Düsseldorf: Stadt bekommt Deutsches Foto-Institut

Lange wurde diskutiert: Wohin soll das Deutsche Foto-Institut? Mit Düsseldorf und Essen waren zwei Städte aus NRW im Rennen. Nun ist die finale Entscheidung gefallen.
Nacht der Museen Düsseldorf 2019
Das Museum Ehrenhof bei der Düsseldorfer Nacht der Museen 2019. Foto: Landeshauptstadt Düsseldorf / Uwe Schaffmeister
Nacht der Museen Düsseldorf 2019
Das Museum Ehrenhof bei der Düsseldorfer Nacht der Museen 2019. Foto: Landeshauptstadt Düsseldorf / Uwe Schaffmeister

Düsseldorf wird um eine Attraktion reicher. Das geplante Deutsche Foto-Institut soll endgültig in die Landeshauptstadt kommen. Alle Seiten hätten sich nun dafür entschieden, sagte ein Sprecher von Kulturstaatsministerin Claudia Roth (Grüne) am Freitag der Deutschen Presse-Agentur. Zuerst hatte die „Rheinische Post“ (Freitag) darüber berichtet.

„Bund und Land stocken nun die Finanzierung um jeweils 1,5 Millionen Euro auf jeweils 43 Millionen Euro auf“, heißt es in einer Mitteilung mehrerer CDU-Abgeordneter aus dem Bundestag und dem nordrhein-westfälischen Landtag. „Der nächste entscheidende Schritt muss die Ausfinanzierung dieses bedeutenden Projekts sein.“ Aus der NRW-Landesregierung gab es dazu zunächst keine Stellungnahme.

In der auch schon mal Bundesinstitut für Fotografie genannten Einrichtung sollen Nachlässe von Fotografen gesammelt, Forschung zu Restaurierung und Konservierung vorangetrieben sowie Ausstellungen, Publikationen und Veranstaltungen organisiert werden. Lange umstritten war vor allem die Frage des Standorts.

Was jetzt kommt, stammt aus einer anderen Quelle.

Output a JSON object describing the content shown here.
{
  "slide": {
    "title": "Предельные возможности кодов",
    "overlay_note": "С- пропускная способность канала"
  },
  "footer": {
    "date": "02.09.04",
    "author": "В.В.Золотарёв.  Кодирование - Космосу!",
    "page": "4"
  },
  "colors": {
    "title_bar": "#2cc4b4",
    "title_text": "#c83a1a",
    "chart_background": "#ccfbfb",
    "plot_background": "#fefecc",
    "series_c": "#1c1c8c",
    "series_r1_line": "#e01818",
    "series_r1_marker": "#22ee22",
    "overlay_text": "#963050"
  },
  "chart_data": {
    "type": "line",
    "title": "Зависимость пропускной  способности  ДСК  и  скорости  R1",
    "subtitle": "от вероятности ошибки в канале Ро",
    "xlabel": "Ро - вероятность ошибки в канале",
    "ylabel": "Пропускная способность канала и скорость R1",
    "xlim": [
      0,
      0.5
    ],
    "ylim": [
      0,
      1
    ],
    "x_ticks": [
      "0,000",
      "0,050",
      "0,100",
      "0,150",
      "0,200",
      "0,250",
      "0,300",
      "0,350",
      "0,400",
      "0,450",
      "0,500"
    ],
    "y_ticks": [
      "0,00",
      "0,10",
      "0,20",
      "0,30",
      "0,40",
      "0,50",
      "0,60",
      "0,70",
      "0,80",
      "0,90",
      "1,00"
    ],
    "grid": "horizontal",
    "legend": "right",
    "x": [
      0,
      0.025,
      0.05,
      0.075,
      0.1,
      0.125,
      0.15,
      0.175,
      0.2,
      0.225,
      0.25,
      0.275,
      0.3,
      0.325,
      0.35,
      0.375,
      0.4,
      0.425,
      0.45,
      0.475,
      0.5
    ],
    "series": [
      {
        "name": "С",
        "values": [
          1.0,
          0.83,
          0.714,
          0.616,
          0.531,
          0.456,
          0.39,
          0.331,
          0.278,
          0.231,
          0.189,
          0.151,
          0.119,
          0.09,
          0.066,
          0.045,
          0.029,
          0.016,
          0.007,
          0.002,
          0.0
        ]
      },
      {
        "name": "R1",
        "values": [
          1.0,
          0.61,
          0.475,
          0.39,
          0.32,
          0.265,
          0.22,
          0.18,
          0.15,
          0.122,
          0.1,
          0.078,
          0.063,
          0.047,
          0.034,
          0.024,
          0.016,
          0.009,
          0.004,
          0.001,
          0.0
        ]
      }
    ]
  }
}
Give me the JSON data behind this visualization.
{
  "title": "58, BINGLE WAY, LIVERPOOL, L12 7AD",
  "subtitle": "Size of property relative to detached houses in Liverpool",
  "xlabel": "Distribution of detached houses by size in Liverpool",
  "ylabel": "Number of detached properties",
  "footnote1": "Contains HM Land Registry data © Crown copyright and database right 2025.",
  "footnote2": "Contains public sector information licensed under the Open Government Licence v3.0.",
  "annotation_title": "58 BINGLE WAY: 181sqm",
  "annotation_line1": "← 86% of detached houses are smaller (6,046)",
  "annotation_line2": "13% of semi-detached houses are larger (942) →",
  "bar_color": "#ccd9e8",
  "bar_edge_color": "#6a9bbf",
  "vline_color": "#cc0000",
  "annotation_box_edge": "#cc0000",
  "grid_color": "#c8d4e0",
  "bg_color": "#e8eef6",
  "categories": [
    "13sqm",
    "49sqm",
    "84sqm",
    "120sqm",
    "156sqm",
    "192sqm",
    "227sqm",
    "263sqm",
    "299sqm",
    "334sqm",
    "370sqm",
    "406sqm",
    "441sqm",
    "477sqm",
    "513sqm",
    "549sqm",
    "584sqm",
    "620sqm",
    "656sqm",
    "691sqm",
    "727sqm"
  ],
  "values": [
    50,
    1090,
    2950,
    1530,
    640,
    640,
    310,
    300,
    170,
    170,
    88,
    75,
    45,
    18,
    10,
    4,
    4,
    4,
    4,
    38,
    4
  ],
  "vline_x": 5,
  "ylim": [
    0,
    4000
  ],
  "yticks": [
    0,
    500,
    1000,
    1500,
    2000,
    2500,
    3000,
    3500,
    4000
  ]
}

Stadt Essen hat das Nachsehen

Sowohl Düsseldorf als auch Essen wollten das von der früheren Kulturstaatsministerin Monika Grütters (CDU) vorangetriebene Projekt bei sich ansiedeln. Eine Initiative hatte für Düsseldorf einen Vorstoß gemacht und Pläne erarbeitet – für Düsseldorf wurde auch Fördergeld in Millionenhöhe von Stadt, Land und Haushaltsausschuss im Bundestag in Aussicht gestellt. Eine von Grütters einberufene Expertenkommission hatte sich später dann für Essen als künftige Stadt für das Foto-Institut ausgesprochen. Es folgte eine von Grütters beauftragte Machbarkeitsstudie, die ebenfalls Essen empfahl.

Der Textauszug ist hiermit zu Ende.